Agar meredam segala fitnah dan hujaman kata yang tertuju untuk Sabda,” Raya
memandangku, memberi kekuatan padaku untuk bertahan, “aku mencintai Sabda, Bu.
Cobalah Ibu mengerti!.”
Ibu Raya
terdiam.
“Baiklah
Raya, Ibu merestui pernikahan kalian.”
Raya
tersenyum, mengucap berkali-kali terima kasih dan memeluk ibunya. Nenek pun
merasa bahagia.
Aku hanya
tersenyum, mencium punggung tangan Ibu Raya.
***
Pernikahan
kami pun berlangsung, Ibu Raya memberikan sebuah amplop padaku.

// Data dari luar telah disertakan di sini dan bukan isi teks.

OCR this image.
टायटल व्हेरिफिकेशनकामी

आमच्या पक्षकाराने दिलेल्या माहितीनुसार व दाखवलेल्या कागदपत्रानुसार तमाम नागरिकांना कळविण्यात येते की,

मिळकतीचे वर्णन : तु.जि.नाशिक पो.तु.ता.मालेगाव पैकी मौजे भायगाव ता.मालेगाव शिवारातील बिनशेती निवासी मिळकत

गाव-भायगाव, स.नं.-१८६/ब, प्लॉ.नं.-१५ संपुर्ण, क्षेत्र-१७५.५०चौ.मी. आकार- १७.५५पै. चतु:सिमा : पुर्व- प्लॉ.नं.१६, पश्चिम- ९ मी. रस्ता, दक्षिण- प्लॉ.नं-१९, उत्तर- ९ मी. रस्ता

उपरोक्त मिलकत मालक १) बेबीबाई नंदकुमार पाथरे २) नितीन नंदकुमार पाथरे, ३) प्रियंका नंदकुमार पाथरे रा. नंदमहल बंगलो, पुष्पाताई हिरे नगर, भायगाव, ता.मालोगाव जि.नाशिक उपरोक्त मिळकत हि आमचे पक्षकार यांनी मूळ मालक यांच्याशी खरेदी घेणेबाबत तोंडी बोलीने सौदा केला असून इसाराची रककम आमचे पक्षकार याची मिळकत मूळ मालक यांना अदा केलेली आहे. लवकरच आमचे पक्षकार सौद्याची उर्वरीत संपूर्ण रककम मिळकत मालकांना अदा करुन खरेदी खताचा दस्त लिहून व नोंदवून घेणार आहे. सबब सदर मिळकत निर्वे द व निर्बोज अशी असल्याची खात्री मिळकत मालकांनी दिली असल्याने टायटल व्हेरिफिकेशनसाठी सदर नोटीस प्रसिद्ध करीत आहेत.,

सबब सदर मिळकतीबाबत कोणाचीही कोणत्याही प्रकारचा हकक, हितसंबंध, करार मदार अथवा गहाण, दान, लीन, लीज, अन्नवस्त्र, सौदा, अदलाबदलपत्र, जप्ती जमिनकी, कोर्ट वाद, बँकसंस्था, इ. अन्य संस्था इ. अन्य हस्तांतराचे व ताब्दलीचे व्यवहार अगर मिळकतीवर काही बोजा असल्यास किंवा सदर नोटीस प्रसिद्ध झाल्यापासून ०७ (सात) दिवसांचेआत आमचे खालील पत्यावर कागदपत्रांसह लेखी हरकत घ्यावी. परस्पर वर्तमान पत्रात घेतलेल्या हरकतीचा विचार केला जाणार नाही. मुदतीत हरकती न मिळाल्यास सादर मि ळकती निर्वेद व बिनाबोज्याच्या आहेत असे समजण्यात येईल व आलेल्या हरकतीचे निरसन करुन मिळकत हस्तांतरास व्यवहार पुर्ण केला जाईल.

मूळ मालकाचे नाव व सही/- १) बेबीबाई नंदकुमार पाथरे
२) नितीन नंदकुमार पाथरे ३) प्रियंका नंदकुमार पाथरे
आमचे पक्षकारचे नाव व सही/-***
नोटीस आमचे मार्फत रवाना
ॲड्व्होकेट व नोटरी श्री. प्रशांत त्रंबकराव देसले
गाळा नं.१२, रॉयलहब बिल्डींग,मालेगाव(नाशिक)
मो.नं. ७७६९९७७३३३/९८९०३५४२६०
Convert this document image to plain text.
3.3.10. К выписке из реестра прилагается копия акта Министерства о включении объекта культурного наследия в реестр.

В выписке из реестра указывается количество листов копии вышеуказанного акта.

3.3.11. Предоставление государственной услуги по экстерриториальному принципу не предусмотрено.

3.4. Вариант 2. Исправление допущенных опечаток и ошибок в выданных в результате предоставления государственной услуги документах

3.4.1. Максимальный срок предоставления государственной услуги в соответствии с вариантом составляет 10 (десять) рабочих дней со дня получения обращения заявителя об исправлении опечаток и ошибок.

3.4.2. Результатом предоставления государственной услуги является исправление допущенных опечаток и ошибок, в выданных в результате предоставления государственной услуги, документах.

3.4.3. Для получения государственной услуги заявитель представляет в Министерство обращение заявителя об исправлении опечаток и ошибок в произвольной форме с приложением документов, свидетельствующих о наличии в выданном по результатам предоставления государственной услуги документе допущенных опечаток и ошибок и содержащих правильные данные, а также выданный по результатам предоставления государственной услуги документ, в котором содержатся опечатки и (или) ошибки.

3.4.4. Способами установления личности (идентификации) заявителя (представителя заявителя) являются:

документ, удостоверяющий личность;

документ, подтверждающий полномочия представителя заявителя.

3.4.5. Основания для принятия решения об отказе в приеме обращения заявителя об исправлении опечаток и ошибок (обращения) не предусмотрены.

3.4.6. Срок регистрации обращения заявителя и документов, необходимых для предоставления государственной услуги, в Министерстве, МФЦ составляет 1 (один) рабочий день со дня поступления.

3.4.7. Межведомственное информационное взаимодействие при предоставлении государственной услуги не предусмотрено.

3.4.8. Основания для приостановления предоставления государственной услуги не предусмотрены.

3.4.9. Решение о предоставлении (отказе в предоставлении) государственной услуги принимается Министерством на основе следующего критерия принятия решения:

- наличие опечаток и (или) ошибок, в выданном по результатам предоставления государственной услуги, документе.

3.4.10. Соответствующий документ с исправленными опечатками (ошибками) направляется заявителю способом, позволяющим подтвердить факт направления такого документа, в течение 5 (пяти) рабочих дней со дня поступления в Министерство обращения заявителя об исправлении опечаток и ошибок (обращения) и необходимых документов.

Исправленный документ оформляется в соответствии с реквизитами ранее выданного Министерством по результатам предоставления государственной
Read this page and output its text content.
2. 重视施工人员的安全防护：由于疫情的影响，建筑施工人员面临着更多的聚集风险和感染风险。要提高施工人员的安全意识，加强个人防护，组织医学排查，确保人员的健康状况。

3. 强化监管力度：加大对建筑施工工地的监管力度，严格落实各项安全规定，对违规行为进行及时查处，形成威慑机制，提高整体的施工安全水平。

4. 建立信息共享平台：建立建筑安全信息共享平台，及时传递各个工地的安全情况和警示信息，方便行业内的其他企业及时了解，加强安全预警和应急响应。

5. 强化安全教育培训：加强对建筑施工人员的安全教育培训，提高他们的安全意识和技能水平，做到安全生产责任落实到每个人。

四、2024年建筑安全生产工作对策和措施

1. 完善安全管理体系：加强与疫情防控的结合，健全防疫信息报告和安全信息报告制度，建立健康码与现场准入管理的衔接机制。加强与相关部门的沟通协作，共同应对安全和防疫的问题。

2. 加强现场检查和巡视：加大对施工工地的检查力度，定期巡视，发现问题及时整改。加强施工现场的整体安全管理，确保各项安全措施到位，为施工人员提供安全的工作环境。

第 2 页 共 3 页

Itu untukmu,
jangan beritahu siapapun termasuk Raya. Begitu gerak bibir Ibu Raya yang aku
baca.
Aku membuka
lembaran surat dari Ibu Raya di dalam kamar mandi ketika pergantian baju untuk
pengantin.
“Baca
baik-baik, setelah bayimu lahir. Gugat cerai Raya. Aku tak pernah memberimu
restu untuk jadi istri Raya dan kalau kamu masih bersikeras ingin menjadi istri
Raya, maka hari-harimu akan seperti di neraka. Nenekmu, kamu dan anakmu. Camkan
itu!”
Aku menahan
tangisku, meski satu bulir telah jatuh.
Pesta ini
meriah, riuh oleh tamu undangan. Senyum Raya menghias. Begitu pula tamu
undangan yang datang.
Namun tidak
denganku, semua serasa sunyi dan hambar. Ini hanya sandiwara. Senyum dan tawa
yang palsu menghias di bibir Ibu Raya. Senyum dan tawa yang sama seperti
milikku juga.
Palsu.
Sunyi akan
tetap sunyi, seriuh apapun keadaannya.